A sizable number of law enforcement agencies, coroners, medical examiners and families with missing loved ones, however, have not yet entered data into the NamUs system. This is because they don’t know about the database, are wedded to thinking locally about cases, or don’t have the time and resources. But Heurich said word is spreading and the potential impact will be significant and meaningful.

“The biggest benefit is the human part of the story,” said Heurich. “We are helping families resolve issues of missing loved ones who may have been murdered or met a violent end. Their families don’t know what happened.”

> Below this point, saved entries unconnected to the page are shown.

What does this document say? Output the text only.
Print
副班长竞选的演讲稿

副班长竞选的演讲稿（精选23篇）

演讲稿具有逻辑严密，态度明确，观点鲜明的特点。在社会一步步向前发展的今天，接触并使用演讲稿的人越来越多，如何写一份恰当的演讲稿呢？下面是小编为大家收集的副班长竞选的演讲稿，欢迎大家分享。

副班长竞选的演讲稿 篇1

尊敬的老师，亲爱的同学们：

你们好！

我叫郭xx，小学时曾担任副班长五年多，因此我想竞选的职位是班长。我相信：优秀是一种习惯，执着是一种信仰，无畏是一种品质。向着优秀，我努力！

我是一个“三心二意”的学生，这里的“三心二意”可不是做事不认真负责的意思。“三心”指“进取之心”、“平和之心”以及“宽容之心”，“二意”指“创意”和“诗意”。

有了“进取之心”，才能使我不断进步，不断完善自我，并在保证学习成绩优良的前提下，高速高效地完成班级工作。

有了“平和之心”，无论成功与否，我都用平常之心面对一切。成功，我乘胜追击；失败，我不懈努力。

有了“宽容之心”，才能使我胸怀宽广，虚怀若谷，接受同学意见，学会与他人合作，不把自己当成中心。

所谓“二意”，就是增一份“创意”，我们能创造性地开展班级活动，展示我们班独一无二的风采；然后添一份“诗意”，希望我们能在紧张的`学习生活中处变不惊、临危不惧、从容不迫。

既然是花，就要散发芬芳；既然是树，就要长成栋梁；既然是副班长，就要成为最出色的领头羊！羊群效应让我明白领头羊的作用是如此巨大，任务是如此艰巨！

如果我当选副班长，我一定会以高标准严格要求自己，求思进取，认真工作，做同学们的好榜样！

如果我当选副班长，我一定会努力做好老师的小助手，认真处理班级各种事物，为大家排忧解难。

In the case of Paula Davis, her sister recognized the description of two unique tattoos listed in the database case file—a unicorn and a red rose—and that led her to contact the law enforcement authorities and unlock the mystery. Davis was recently reburied near her mother in Missouri.

In another case, a police officer in Omaha, Neb., entered the name and data for Luis Fernandez, missing since July 2007, into the NamUs system in March 2009. A citizen sleuth noticed similarities with an unidentified case and tests concluded it was a match. Because a coroner in another state had also used the system, the agencies were able to identify Fernandez, who was murdered, and then close their cases and return his remains to his family.

“As more cases are coming into the system, we are getting more successes,” said Heurich. “It doesn’t always bring closure to the families, but it brings some resolution.”


This medalist was the recipient of the Justice and Law Enforcement Medal. This medal was combined with the Homeland Security category in 2013, and renamed the Safety, Security and Law Enforcement Medal in 2020.